Infamie de l’humiliation
La mise en scène parvient avec sobriété et économie de moyens à composer un tableau limpide, épuré et contrasté de cette famille disloquée, un tableau dessinant nettement à travers les déplacements, les silences et les visages toute l’infamie de l’humiliation frappant la marquise, toute l’injustice de son bannissement. La musique lancinante reflète le chaos qui saisit les personnages. Les costumes tous identiques participent à cette volonté de donner sens à l’univers visuel : ils corsettent élégamment les personnages et les figent dans une allure hiératique et quasi militaire. La part des dialogues a été réduite, l’incarnation et le jeu insufflant à chacun des personnages tous très bien interprétés une qualité de présence, montrant la violence et l’ambiguïté des relations autrefois si simples et aujourd’hui cruelles et perverties. On craint à un moment une schématisation excessive, mais plus la représentation avance, plus la mise en scène et les personnages gagnent en intensité et en capacité expressive.
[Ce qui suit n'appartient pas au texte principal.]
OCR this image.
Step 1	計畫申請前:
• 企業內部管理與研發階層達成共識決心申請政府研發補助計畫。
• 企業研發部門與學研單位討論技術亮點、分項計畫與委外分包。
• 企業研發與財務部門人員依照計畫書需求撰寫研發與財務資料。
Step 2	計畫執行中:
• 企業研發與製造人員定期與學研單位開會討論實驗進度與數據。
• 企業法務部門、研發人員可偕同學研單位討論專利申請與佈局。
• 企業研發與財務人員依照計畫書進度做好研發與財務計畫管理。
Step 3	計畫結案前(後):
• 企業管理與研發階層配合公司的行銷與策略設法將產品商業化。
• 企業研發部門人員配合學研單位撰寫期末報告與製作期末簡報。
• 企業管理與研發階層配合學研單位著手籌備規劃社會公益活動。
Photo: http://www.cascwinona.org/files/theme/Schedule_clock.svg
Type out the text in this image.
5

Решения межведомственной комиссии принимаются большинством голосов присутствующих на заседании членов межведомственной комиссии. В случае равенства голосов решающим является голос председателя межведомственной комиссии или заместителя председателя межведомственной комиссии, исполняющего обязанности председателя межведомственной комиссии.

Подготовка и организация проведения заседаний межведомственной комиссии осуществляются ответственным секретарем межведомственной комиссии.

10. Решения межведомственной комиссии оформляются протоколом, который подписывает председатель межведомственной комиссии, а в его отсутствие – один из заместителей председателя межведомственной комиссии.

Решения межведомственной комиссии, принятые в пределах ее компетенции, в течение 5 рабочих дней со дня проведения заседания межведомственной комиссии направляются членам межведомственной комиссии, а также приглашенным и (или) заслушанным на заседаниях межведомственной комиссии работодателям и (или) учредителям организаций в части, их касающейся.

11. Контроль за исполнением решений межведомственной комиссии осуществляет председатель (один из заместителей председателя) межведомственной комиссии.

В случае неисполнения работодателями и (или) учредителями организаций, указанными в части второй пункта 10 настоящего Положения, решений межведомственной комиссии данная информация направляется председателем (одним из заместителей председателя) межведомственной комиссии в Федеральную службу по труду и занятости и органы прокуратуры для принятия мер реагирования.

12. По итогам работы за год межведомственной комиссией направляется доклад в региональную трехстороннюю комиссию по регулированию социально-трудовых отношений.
Soumise à la rigidité et la froideur de codes stricts, à une violence démultipliée attribuant le déshonneur à la victime innocente, la Marquise, irrémédiablement obéissante, accompagnée ici tout au long de la pièce par sa petite fille, exprime pleinement toute son humanité blessée. A voir aussi par la même troupe le second volet du diptyque Kleist, La petite Catherine de Heilbronn.